For which reason Shaitan in his turn let Shaithis live. For the moment.

And as the fire smoked and blazed up brighter, despite a renewed downpour, and as Harry Keogh felt the first breath of heat where flames closed in towards his lower limbs, Shaithis again turned his attentions to the Lady Karen.

While in another world...



... It was midnight in the Urals. Deep under the Perchorsk ravine, in the confines of his small room, Viktor Luchov snatched himself awake from a monstrous nightmare. Panting and trembling, still only half-awake, he stood up on jelly legs and gazed all about at the grey metal walls, and leaned on one for its support. His dream had been so real - it had impressed him so badly - that his first thought had been to press his alarm button and call out to the men he kept stationed in the corridor outside. Even now he would do so, except (and as he'd learned only too well the last time), such an action could well be fraught with a terror of its own. Especially in the claustrophobic, nerve-racking confines of the Perchorsk Projekt. He had no desire to have anyone come bursting in here with the smoking, red-glowing muzzle of a flamethrower at the ready.

As his heartbeat slowed a little and while he fumblingly dressed, he examined his nightmare: a strange, even ominous thing. In it, he had heard an awful, tortured cry go out from the Gate at Perchorsk's core, and he'd known its author: Harry Keogh! The Necroscope had cried out his telepathic anguish to any and all who could hear him, but mainly to the teeming dead in their myriad resting places across the world. And in their turn they had answered him as best they could - with a massed moaning and groaning, even with their soft and crumbling movements - from the airless environs of their i

And the departed spirit of Paul Savinkov - a man who had worked for KGB Major Chingiz Khuv right here at Perchorsk, worked and died here, horribly - had materialized and spoken to the Projekt Direktor in his dream, telling him about the warning which Harry Keogh's son had sent out through the Gate. For in life Savinkov had been a telepath, and his talent had stayed with him, continuing into the afterlife.

And seeing in Luchov's mind the nuclear solution to the threat from beyond the Gate, Savinkov had told him: Then you know what to do, Viktor.

'Do?'

Yes, for They are coming, through the Gate, and you know how to stop them!

'Coming? Who is coming?'

You know who.

Luchov had understood, and answered: 'But those weapons may not be used until we are sure. Then, when we can see the threat - '

- It will be too late! Savinkov cried. If not for us, too late for Harry Keogh. We've all wronged him and now must make amends, for he suffers needless agonies. Wake up, Viktor. It's in your hands now.

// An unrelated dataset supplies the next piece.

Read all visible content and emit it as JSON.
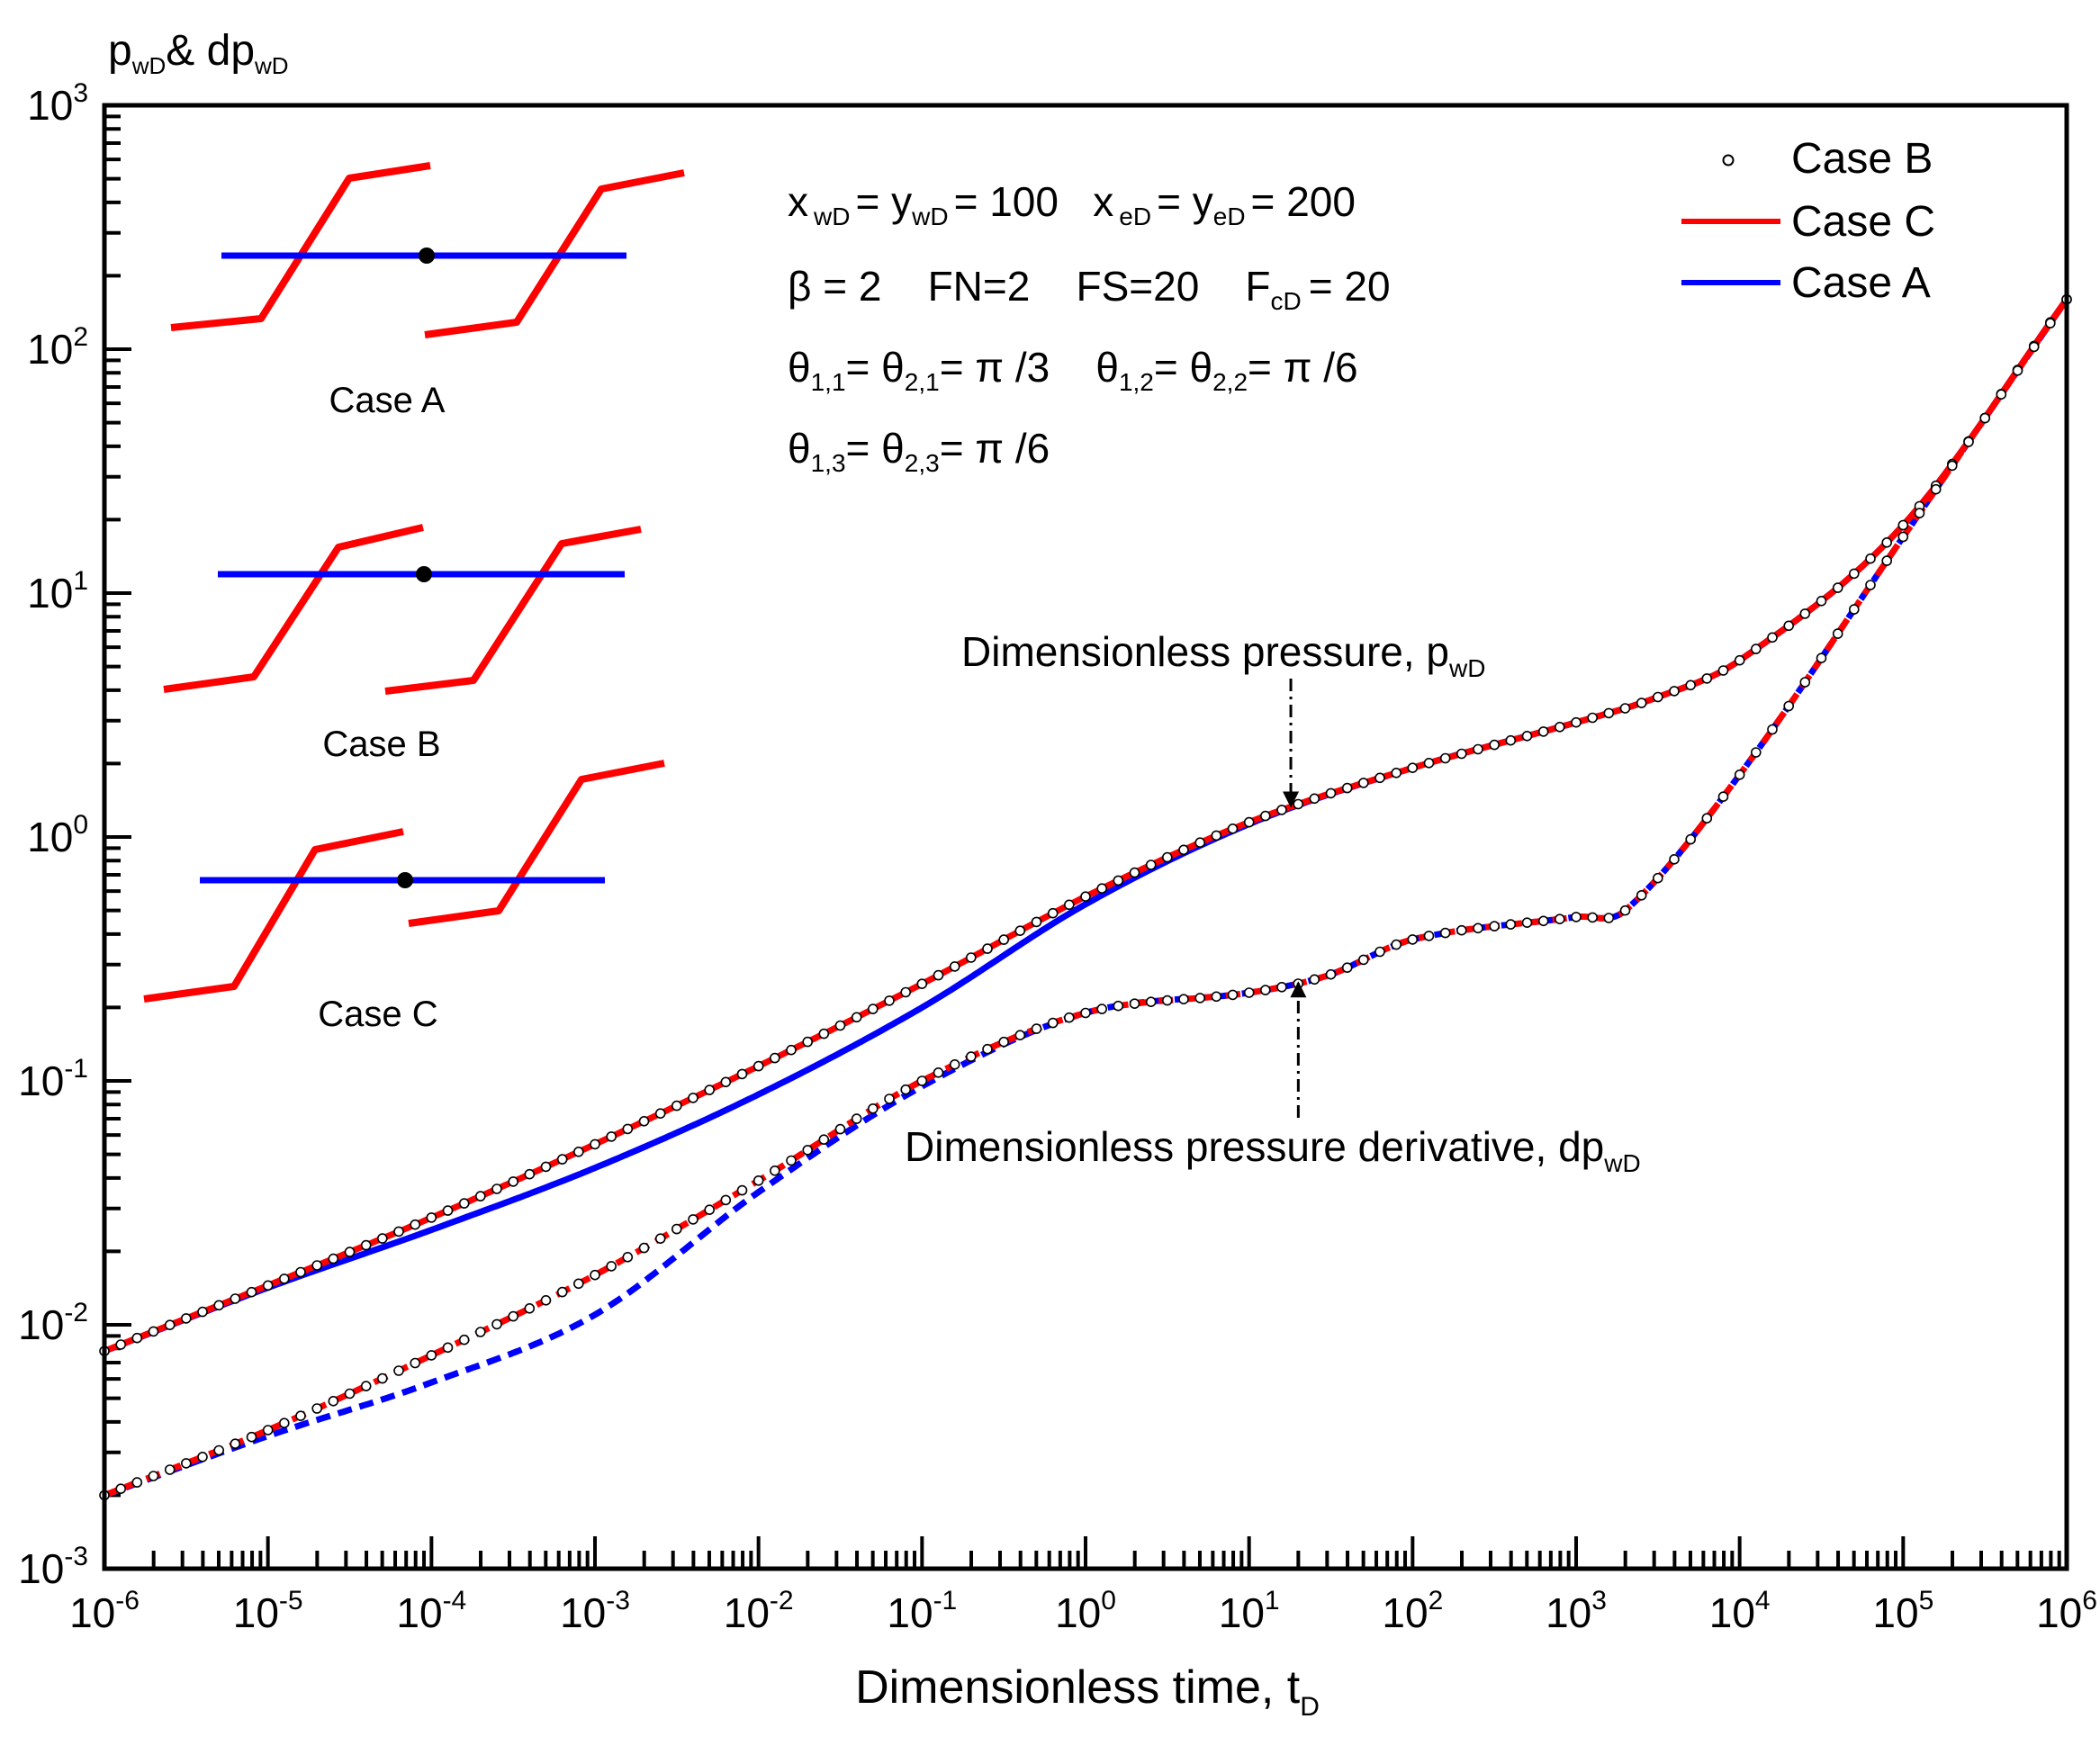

'My God!' Luchov had tossed and turned, but Savinkov had seen that he wouldn't wake. Not yet. But... there were others sleeping here who would. And then, when Luchov heard the telepath talking again - to whom, and what he asked, begged them to do! - that was when he'd started awake.

Now he was dressed and almost in control of himself, but still breathless, still alert and listening, tuned in to the Projekt's heartbeat. The dull throb of an engine somewhere, reverberating softly through the floor; the clang of a hatch, echoing distantly; the hum and rattle of the ventilation system. In the old days the Direktor had been accommodated on an upper level, much closer to the exit shaft. Up there, it had seemed quieter, less oppressive. But down here, with the magmass caverns and the core almost directly underfoot, it could be that he felt the entire mountain weighing on his shoulders.

Still listening intently, Luchov's breathing and heartbeat gradually slowed as it became apparent that all was in order and it really had been a dream. Only a terrible dream. Or had it?